The leading company which figures credit scores, FICO, is changing the way it determines your credit score. When implemented, the FICO score will not consider accounts that have been in collection after the bill has been paid or otherwise settled. Previously if the bill was in collection and you paid it off, it would remain on your record for up to seven years. In addition medical bills, which have not been paid, will damage your score less severely. Paid off bills, previously in collection, will benefit 9 million people while more than 60 million have outstanding medical debt.

So, this new calculation method will increase scores for people in these categories and should make it easier for them to borrow money. But if you continue to manage your debt poorly, this won’t help you.

The changes will not start until later in the year and lenders still can choose which FICO version to use. Credit cards and auto loans likely will be affected first. Mortgages still use FICO scores two versions old.

How important is your credit score? Immensely important! When I talk to millennials (those in their 20's and early 30's) I say "if you see someone you might want to date, the first question should not be what is your smart phone number, it should be what is your credit score."

Many employers look at your credit score before making a hiring decision. A difference of one point on your credit score could be the difference between a 3.8% mortgage and a 4% mortgage. According to a recent report, people with poor credit pay 91% more for homeowners insurance than those with excellent credit.
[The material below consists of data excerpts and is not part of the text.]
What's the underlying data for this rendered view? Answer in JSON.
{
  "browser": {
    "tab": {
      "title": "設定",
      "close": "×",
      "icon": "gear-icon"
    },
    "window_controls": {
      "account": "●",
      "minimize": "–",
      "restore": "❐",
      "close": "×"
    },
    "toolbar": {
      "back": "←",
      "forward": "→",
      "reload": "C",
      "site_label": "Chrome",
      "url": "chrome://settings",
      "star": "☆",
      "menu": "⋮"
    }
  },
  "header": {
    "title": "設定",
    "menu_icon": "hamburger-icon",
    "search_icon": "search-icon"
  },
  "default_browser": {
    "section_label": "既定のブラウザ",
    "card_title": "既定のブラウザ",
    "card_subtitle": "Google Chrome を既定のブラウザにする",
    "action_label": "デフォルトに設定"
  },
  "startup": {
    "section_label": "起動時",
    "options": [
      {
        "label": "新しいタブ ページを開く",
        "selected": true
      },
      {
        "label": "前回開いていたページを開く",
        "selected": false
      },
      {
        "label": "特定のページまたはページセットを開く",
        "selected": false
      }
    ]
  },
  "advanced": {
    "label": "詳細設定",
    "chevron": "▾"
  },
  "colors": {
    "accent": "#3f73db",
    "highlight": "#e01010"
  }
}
Those with median credit pay 29% more. Many U.S. car insurance companies use credit-based insurance scores to help determine risk. A low credit score will cost you in multiple ways.

Everyone should know what his or her credit score is. I use for a free score; it is not the FICO score but the one from TransUnion. Several other websites provide truly free scores, and some credit cards are now listing your score on the monthly statement.

Your credit score is the score at one point in time; it will go up or down depending on your credit habits. You should know how to improve your credit score. Number one is paying your bills on time (35%). Next at 30% is the level of your debt compared to your debt limit. A $20 charge on a $2000 limit credit card is better than a maxed out card.

One of your top financial goals should be a good credit score if for no other reason than to attract members of the opposite sex.